Link Analysis, Web Spam, and the Cautious Surfer
The Somewhat Random Surfer
Inventor Lawrence Page, in the patent Method for node ranking in a linked database, introduces the idea of a Random Surfer, following links from page to page, in describing a method of ranking Web pages.
Looked at another way, the importance of a page is directly related to the steady-state probability that a random web surfer ends up at the page after following a large number of links. Because there is a larger probability that a surfer will end up at an important page than at an unimportant page, this method of ranking pages assigns higher ranks to the more important pages.
There’s some fun stuff in that patent, filed in 1998, that doesn’t get a lot of attention.
For instance, the following factors are noted as possibilities that could weigh in on the value of a link from a source page, to increase the probability that someone would end up at an important page if they were surfing the Web and followed the link:
- Whether the links are from different domains
- If the links are located at different servers
- Which institutions and authors maintain the links
- Where those institutions and authors are located geographically
- Whether the links are highly visible near the top of a document
- If the links are found in web locations such as the root page of a domain
- If the links are in large fonts, or are emphasized in other ways
- If the pages that the links are upon have been modified recently
That doesn’t sound completely random, does it? But the idea behind this ranking method was to:
…be useful for estimating the amount of attention any document receives on the web since it models human behavior when surfing the web.
It also aims to avoid the possibility of “artificially inflated relevance” in pages that might be under the control of just one web site designer, thus the inclusion of different domains and different servers in that list.
The Cautious Surfer
A poster being presented at the WWW2007, A Cautious Surfer for PageRank, adds a twist, noting that the concepts behind PageRank and the Random Surfer model were based upon the assumption that the content and links of a page can be trusted, and that they are trusted equally.
The authors of the paper introduce the idea of a Cautious Surfer:
Unlike the random surfer described in the PageRank model, this cautious surfer carefully attempts to not let untrustworthy pages influence its behavior.

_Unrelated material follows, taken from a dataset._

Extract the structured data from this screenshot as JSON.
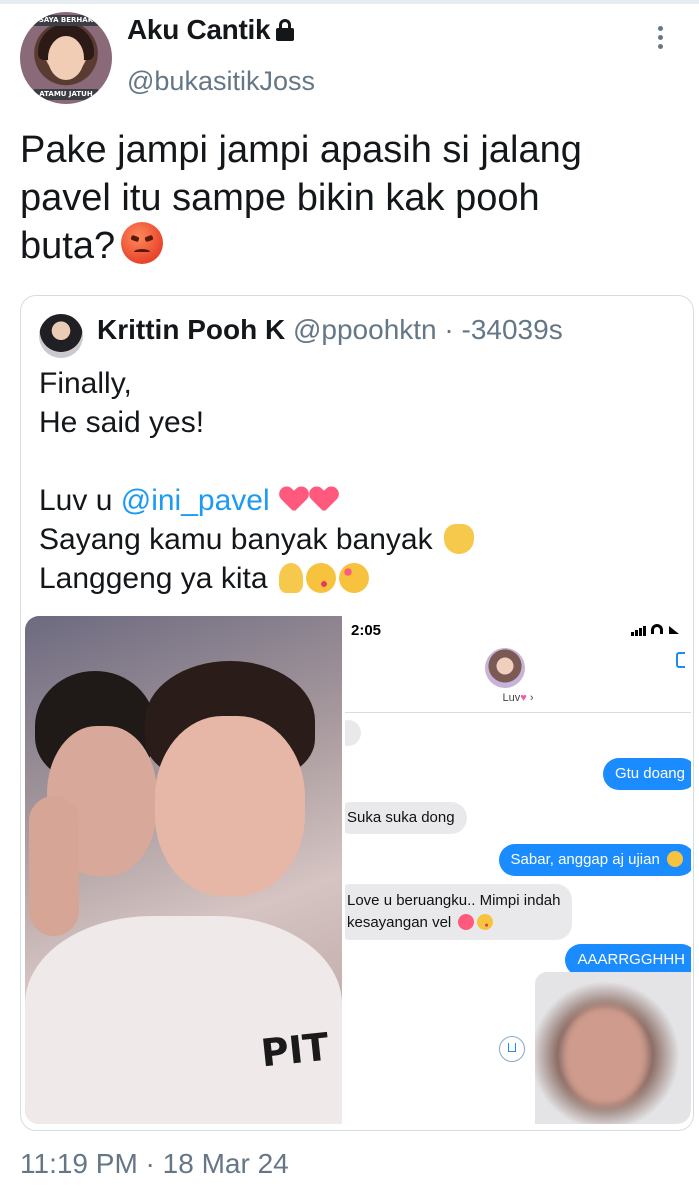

The paper uses the TrustRank (pdf) rankings of pages that a surfer is on to determine how likely a surfer will trust in following a link from that page, or if that browser will instead randomly jump to another page. The higher the TrustRank ranking of a page, the more likely that a surfer will follow a link from the page to another. There’s also a bias introduced to that random jump so that it is more likely that the surfer will go to a more trustworthy page.
The authors note that they could use other estimates of trust other than TrustRank ranks in this process. They also point out that the idea behind this approach isn’t to use TrustRank as a determination of the authority of a page, but rather continue to use PageRank as influenced by estimations of trust, to avoid web spam.
So why not just rely upon TrustRank? It can have the effect of demoting spam. Here’s the answer that we are given:
However, the goal of a search engine is to find good quality results; “spam-free” is a necessary but not sufficient condition for high quality. If we use a trust-based algorithm alone to simply replace PageRank for ranking purposes, some good quality pages will be unfairly demoted and replaced, for example, by pages within the trusted seed sets, even though they may be much less authoritative.
Considered from another angle, such trust-based algorithms propagate trust through paths originating from the seed set; as a result, some good quality pages may get low value if they are not well connected to those seeds.